Tómame la mano, Señor, y atráeme hacia Ti,
desde tu Cielo en donde tu Padre y el mío, guarda
una morada de inimaginable belleza,
como tu Voz dijo en tus Santas Escrituras,
¡oh, de dicha sublime y de un descanso en Él, feliz!;
que será para los justos que creemos en tu
Nombre y en tus llagas salvíficas que nos redimen
de errores heréticos que pagaste con tu cruz.
Mi espíritu está privado de tu Presencia hace
cuarenta temporalidades en este mundo.
Líbrame de este "sheol"* que es una pesadilla.
¿No ves que se cae a pedazos y se corrompe?
Bajo la higuera como Natanael, te espero
con llanto en los ojos, te busco, te sigo, Señor.
Y ya me puse el "traje nupcial" para asistir al
"banquete de tus bodas" en el que veré tu faz.
Cuando mi alma esté en tus brazos bien acurrucada,
lloraré mucho como un niño, Dios de mi vida.
Y le agradeceré a Jesús que está a tu derecha,
que eres Tú; pues Tú dijiste: "Mi Padre y Yo somos
Uno”, ** según tu dilecto discípulo Juan.
"Todo es posible para el que cree”, dijo Cristo.
Le pediré al Padre en nombre de su Hijo me saque
de esta gehena de mentiras, imperio del Mal.
Este salmo de métrica alejandrina es para
tu gloria. ¿Recuerdas que tu Unigénito vivió
dos años en Egipto en tiempo de lactancia? Un
Ángel del Altísimo señaló el continente a
José de los Santos Agustín, Cirilo y Santa
Mónica, en sus sueños, y allí te llevó él con su
María Virgen a fin de salvarte de Herodes?

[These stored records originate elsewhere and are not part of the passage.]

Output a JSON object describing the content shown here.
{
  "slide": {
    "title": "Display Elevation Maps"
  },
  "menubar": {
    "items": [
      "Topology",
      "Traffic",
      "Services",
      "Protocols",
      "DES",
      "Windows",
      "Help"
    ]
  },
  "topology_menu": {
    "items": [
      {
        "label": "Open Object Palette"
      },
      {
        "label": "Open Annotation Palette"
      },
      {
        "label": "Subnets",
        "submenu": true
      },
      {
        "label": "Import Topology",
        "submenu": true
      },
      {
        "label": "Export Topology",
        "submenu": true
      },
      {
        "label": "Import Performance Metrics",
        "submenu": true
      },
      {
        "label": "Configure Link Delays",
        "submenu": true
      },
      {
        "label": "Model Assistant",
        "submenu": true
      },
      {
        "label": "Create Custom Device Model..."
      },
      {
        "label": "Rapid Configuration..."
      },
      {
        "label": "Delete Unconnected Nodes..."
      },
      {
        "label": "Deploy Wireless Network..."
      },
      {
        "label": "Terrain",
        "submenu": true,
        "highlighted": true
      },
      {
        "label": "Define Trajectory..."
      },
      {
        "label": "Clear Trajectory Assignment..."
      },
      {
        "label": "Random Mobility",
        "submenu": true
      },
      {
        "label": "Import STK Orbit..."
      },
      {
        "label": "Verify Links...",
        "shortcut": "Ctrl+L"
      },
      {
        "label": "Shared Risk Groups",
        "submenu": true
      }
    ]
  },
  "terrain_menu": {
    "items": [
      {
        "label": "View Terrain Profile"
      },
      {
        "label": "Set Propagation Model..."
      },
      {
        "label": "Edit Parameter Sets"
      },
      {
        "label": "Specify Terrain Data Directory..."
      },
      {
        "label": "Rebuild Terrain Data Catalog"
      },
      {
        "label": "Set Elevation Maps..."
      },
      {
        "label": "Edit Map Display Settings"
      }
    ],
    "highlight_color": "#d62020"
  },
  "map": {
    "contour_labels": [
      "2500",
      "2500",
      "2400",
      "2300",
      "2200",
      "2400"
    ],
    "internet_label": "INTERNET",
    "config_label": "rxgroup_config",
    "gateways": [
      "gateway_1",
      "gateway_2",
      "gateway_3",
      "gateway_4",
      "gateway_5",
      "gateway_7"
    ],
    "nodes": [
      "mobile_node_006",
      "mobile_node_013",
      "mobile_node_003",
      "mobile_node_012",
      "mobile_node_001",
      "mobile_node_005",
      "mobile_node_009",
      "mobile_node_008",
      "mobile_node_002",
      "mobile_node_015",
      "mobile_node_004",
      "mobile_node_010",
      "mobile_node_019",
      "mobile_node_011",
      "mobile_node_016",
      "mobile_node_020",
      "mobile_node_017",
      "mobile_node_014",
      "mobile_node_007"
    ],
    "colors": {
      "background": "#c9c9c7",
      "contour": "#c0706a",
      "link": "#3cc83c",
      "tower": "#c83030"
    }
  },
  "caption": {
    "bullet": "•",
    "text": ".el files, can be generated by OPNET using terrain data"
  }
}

¡Gloria a la Santísima Trinidad en la tierra!
"Elí, Elí, ¿lama sabactani?”***, nunca diré,
porque siempre estuviste conmigo aquí a mi lado y
en todo instante asististe a tu Hijo en su calvario.
La Piscina de Síloe vio cómo lavaste
mis deshonras; y curaste mis pecados; gotas
de tu gracia echaste en mi alma que se perdió cuando
rechacé tu ayuda. Te daría agua de beber
del pozo de Jacob como la samaritana.
* Vocablo griego. Seol.
** Jn. 10, 30:
*** “¡Dios mío, Dios mío! ¿por qué me has abandonado?”